HDFS Hedged Read

Hedged reads是HDFS的一个功能,在Hadoop 2.4.0之后引入。一般来说,每个读请求都会由生成的一个线程处理。在Hedged reads 启用后,客户端可以等待一个预配置的时间,如果read没有返回,则客户端会生成第二个读请求,访问同一份数据的另一个block replica之后,其中任意一个read 先返回的话,则另一个read请求则被丢弃。
Hedged reads使用的场景是:解决少概率的slow read(可能由瞬时错误导致,例如磁盘错误或是网络抖动等)。
客户端hedged读两个参数:

  • dfs.client.hedged.read.threadpool.size:默认值为0:指定有多少线程用于服务hedged reads。
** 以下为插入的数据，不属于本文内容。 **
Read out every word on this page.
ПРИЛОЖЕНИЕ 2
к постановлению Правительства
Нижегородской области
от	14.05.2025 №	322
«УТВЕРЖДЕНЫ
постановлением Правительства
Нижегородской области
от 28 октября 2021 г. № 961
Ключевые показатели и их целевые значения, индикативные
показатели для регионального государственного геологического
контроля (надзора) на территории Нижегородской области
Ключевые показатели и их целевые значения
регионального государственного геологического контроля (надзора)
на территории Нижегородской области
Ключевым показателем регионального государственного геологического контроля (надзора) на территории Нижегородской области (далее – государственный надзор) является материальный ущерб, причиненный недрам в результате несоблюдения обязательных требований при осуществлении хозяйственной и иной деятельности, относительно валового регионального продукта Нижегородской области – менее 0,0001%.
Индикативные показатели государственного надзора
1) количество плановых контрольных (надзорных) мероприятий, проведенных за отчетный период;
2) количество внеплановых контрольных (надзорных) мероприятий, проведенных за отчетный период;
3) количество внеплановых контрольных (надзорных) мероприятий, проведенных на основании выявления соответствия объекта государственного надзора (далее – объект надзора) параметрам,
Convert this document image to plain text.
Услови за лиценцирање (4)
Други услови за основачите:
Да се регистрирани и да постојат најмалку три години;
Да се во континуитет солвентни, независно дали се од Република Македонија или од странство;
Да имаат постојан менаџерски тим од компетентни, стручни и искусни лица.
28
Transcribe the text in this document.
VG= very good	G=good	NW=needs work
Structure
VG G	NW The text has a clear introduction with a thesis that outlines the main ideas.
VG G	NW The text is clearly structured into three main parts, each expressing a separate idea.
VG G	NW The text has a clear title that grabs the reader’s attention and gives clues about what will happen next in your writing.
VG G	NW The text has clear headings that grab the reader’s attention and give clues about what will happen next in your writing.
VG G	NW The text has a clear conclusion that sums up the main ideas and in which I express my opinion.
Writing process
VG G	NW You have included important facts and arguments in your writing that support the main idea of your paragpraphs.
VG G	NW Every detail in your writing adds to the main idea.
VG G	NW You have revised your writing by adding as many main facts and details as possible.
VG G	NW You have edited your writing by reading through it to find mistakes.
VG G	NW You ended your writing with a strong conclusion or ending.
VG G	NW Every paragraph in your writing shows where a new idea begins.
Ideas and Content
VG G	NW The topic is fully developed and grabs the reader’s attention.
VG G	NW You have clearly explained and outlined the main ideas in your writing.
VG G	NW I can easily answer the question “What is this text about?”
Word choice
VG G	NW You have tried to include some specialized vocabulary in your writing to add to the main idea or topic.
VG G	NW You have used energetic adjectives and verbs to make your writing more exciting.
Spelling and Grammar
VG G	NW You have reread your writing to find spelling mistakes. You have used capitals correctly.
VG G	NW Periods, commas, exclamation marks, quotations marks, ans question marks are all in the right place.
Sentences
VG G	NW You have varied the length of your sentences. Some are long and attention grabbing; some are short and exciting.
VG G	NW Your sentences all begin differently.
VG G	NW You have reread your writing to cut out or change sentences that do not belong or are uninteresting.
如果此值设置为0(默认),则hedged reads为disabled状态
  • dfs.client.hedged.read.threshold.millis:默认为500(0.5秒):在spawning 第二个线程前,等待的时间。
DFSClient
private volatile long hedgedReadThresholdMillis;  //定义原子性的hedged读阈值时间
private static ThreadPoolExecutor HEDGED_READ_THREAD_POOL;  //定义静态线程池

看一下参数相关说明

this.hedgedReadThresholdMillis = conf.getLong(
    DFSConfigKeys.DFS_DFSCLIENT_HEDGED_READ_THRESHOLD_MILLIS,
    DFSConfigKeys.DEFAULT_DFSCLIENT_HEDGED_READ_THRESHOLD_MILLIS); //默认值是500
int numThreads = conf.getInt(
    DFSConfigKeys.DFS_DFSCLIENT_HEDGED_READ_THREADPOOL_SIZE,
    DFSConfigKeys.DEFAULT_DFSCLIENT_HEDGED_READ_THREADPOOL_SIZE); //默认值是0
if (numThreads > 0) {
  this.initThreadsNumForHedgedReads(numThreads); //如果线程池大小为0,则表示不开启hedged读,大于0时则进行初始化
}
/**
 * Create hedged reads thread pool, HEDGED_READ_THREAD_POOL, if
 * it does not already exist.
 * @param num Number of threads for hedged reads thread pool.
 * If zero, skip hedged reads thread pool creation.
 */
private synchronized void initThreadsNumForHedgedReads(int num) {
  if (num <= 0 || HEDGED_READ_THREAD_POOL != null) return;
  HEDGED_READ_THREAD_POOL = new ThreadPoolExecutor(1, num, 60,
      TimeUnit.SECONDS, new SynchronousQueue<Runnable>(),
      new Daemon.DaemonFactory() {
        private final AtomicInteger threadIndex =
          new AtomicInteger(0); 
        @Override
        public Thread newThread(Runnable r) {
          Thread t = super.newThread(r);
          t.setName("hedgedRead-" +
            threadIndex.getAndIncrement());
          return t;
        }
      },
      new ThreadPoolExecutor.CallerRunsPolicy() {

    @Override
    public void rejectedExecution(Runnable runnable,
        ThreadPoolExecutor e) {
      LOG.info("Execution rejected, Executing in current thread");
      HEDGED_READ_METRIC.incHedgedReadOpsInCurThread();
      // will run in the current thread
      super.rejectedExecution(runnable, e);
    }
  });
  HEDGED_READ_THREAD_POOL.allowCoreThreadTimeOut(true);
  if (LOG.isDebugEnabled()) {
    LOG.debug("Using hedged reads; pool threads=" + num);
  }
}


分析一下初始化代码,未实例化过线程池则初始化线程池。
关于ThreadPoolExecutor的参数本文不再论述,可参考其他资料。这里对HEDGED_READ_THREAD_POOL初始化参数做下说明:

  1. corePoolSize: 线程池核心线程的数量,本例为1;
  2. maximumPoolSize: 线程池可创建的最大线程数量,本例为2;
  3. 空闲线程(超过core)的存活时间,本例60s;
  4. workQueue: 存储未执行的任务的队列,本例为new SynchronousQueue();
  5. 使用的线程工厂,本例为后台线程工厂;
  6. 拒绝策略,队列已满时其他任务的处理策略,本例为ThreadPoolExecutor.CallerRunsPolicy();
  7. HEDGED_READ_THREAD_POOL.allowCoreThreadTimeOut(true); 允许核心线程过期。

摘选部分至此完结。